Teradata's lower outlook today? We identified Tektronix as a greater than 10% customer. We will identify such customers. Teradata was not a 10% customer for us in Q1. We think the total available market for that customer is very significant. We will grow by taking share from our largest competitor and others. We believe Teradata is a fairly significant customer of our largest competitor. We think there is plenty of opportunity to grow that customer. We focus intently on executing to to our customers' needs.

How do you see your Teradata ramp? No change in our prior outlook.

Where did your vertical upside beat come from? Textronix, up 102% sequentially, but they are a lumpy business for us. We did well in teleco and other verticals as well.

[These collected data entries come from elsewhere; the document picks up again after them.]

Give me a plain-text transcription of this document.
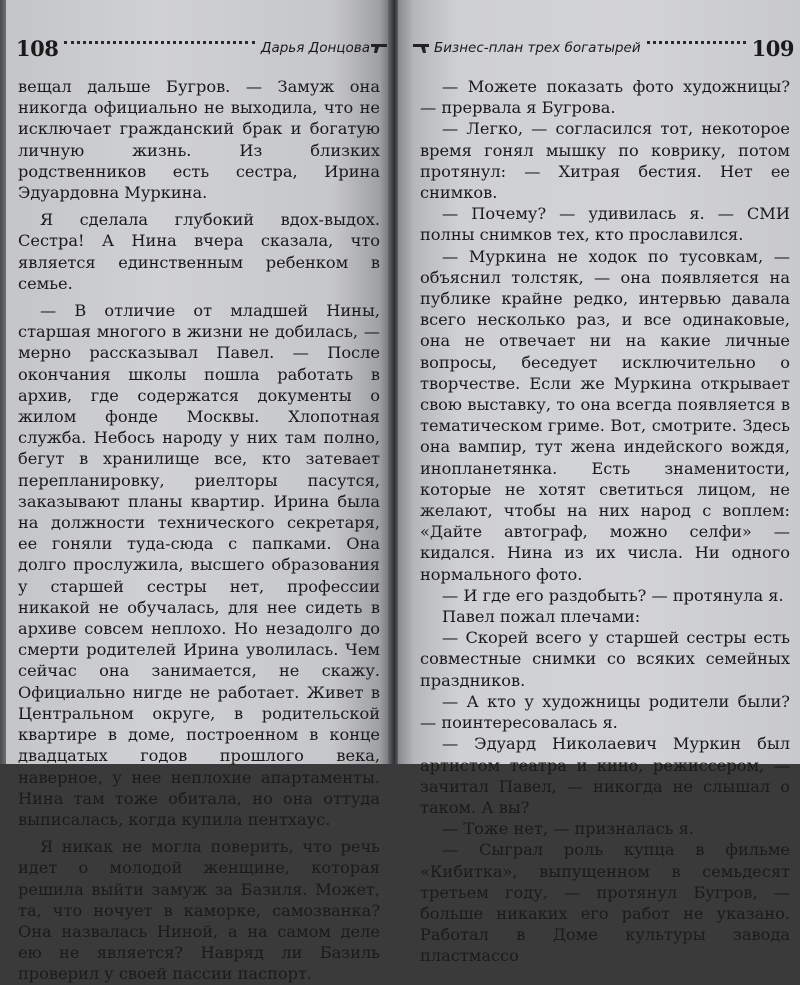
108	Дарья Донцова

вещал дальше Бугров. — Замуж она никогда официально не выходила, что не исключает гражданский брак и богатую личную жизнь. Из близких родственников есть сестра, Ирина Эдуардовна Муркина.

Я сделала глубокий вдох-выдох. Сестра! А Нина вчера сказала, что является единственным ребенком в семье.

— В отличие от младшей Нины, старшая многого в жизни не добилась, — мерно рассказывал Павел. — После окончания школы пошла работать в архив, где содержатся документы о жилом фонде Москвы. Хлопотная служба. Небось народу у них там полно, бегут в хранилище все, кто затевает перепланировку, риелторы пасутся, заказывают планы квартир. Ирина была на должности технического секретаря, ее гоняли туда-сюда с папками. Она долго прослужила, высшего образования у старшей сестры нет, профессии никакой не обучалась, для нее сидеть в архиве совсем неплохо. Но незадолго до смерти родителей Ирина уволилась. Чем сейчас она занимается, не скажу. Официально нигде не работает. Живет в Центральном округе, в родительской квартире в доме, построенном в конце двадцатых годов прошлого века, наверное, у нее неплохие апартаменты. Нина там тоже обитала, но она оттуда выписалась, когда купила пентхаус.

Я никак не могла поверить, что речь идет о молодой женщине, которая решила выйти замуж за Базиля. Может, та, что ночует в каморке, самозванка? Она назвалась Ниной, а на самом деле ею не является? Навряд ли Базиль проверил у своей пассии паспорт.

Бизнес-план трех богатырей	109

— Можете показать фото художницы? — прервала я Бугрова.

— Легко, — согласился тот, некоторое время гонял мышку по коврику, потом протянул: — Хитрая бестия. Нет ее снимков.

— Почему? — удивилась я. — СМИ полны снимков тех, кто прославился.

— Муркина не ходок по тусовкам, — объяснил толстяк, — она появляется на публике крайне редко, интервью давала всего несколько раз, и все одинаковые, она не отвечает ни на какие личные вопросы, беседует исключительно о творчестве. Если же Муркина открывает свою выставку, то она всегда появляется в тематическом гриме. Вот, смотрите. Здесь она вампир, тут жена индейского вождя, инопланетянка. Есть знаменитости, которые не хотят светиться лицом, не желают, чтобы на них народ с воплем: «Дайте автограф, можно селфи» — кидался. Нина из их числа. Ни одного нормального фото.

— И где его раздобыть? — протянула я.

Павел пожал плечами:

— Скорей всего у старшей сестры есть совместные снимки со всяких семейных праздников.

— А кто у художницы родители были? — поинтересовалась я.

— Эдуард Николаевич Муркин был артистом театра и кино, режиссером, — зачитал Павел, — никогда не слышал о таком. А вы?

— Тоже нет, — призналась я.

— Сыграл роль купца в фильме «Кибитка», выпущенном в семьдесят третьем году, — протянул Бугров, — больше никаких его работ не указано. Работал в Доме культуры завода пластмассо
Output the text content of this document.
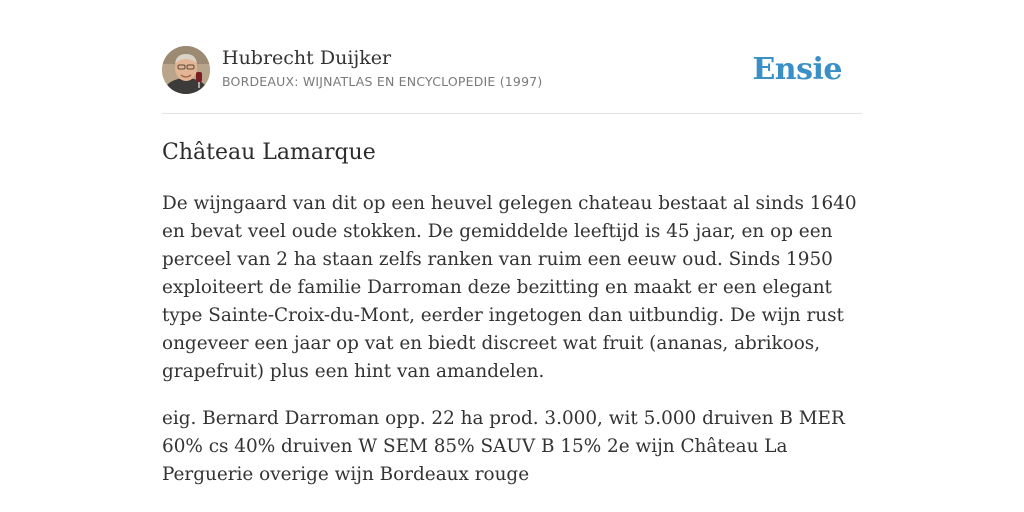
Hubrecht Duijker
BORDEAUX: WIJNATLAS EN ENCYCLOPEDIE (1997)	Ensie
Château Lamarque

De wijngaard van dit op een heuvel gelegen chateau bestaat al sinds 1640 en bevat veel oude stokken. De gemiddelde leeftijd is 45 jaar, en op een perceel van 2 ha staan zelfs ranken van ruim een eeuw oud. Sinds 1950 exploiteert de familie Darroman deze bezitting en maakt er een elegant type Sainte-Croix-du-Mont, eerder ingetogen dan uitbundig. De wijn rust ongeveer een jaar op vat en biedt discreet wat fruit (ananas, abrikoos, grapefruit) plus een hint van amandelen.

eig. Bernard Darroman opp. 22 ha prod. 3.000, wit 5.000 druiven B MER 60% cs 40% druiven W SEM 85% SAUV B 15% 2e wijn Château La Perguerie overige wijn Bordeaux rouge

We don't believe critical corporate data is moving to the Cloud anytime soon. It is mostly consumer data and small businesses. Enterprises will use a private cloud that they have full security control over.

R&D increase? Had to do with timing of need to purchase materials for new products and product launches. It was up just $0.6 million sequentially. So $9 million per quarter is a reasonable run rate.

Lower margins in the server OEM business was mainly due to the lower volume and revenue in the quarter. It also depends on the mix of products.

Industrial vertical? Yes, non-critical workloads could move to the cloud. We provide solutions for their product lineups. If cloud means they can't sell product they will be reluctant to move customers to the cloud. Appliance-based products are not moving to cloud services.

In the 2015, 2016 time frame the Vertical Segment should represent the bulk of revenue, so OEM server Segment sales ups and downs will be less important.

Our strategic initiatives include moving up the value chain, including Band 4 and Band 5. We move Band 5 and 6 features and performance to lower bands, which brings the market to us. We are also moving our products upstream to address more TAM at higher prices and higher margins. We are investing in that.

Exposing our detailed prospects and roadmap to analysts will not do our customers any favors, and we work for our customers. We believe we will continue to take market share within existing customers and by adding new OEM partners.

Yes, we have new customers in the pipeline currently being qualified.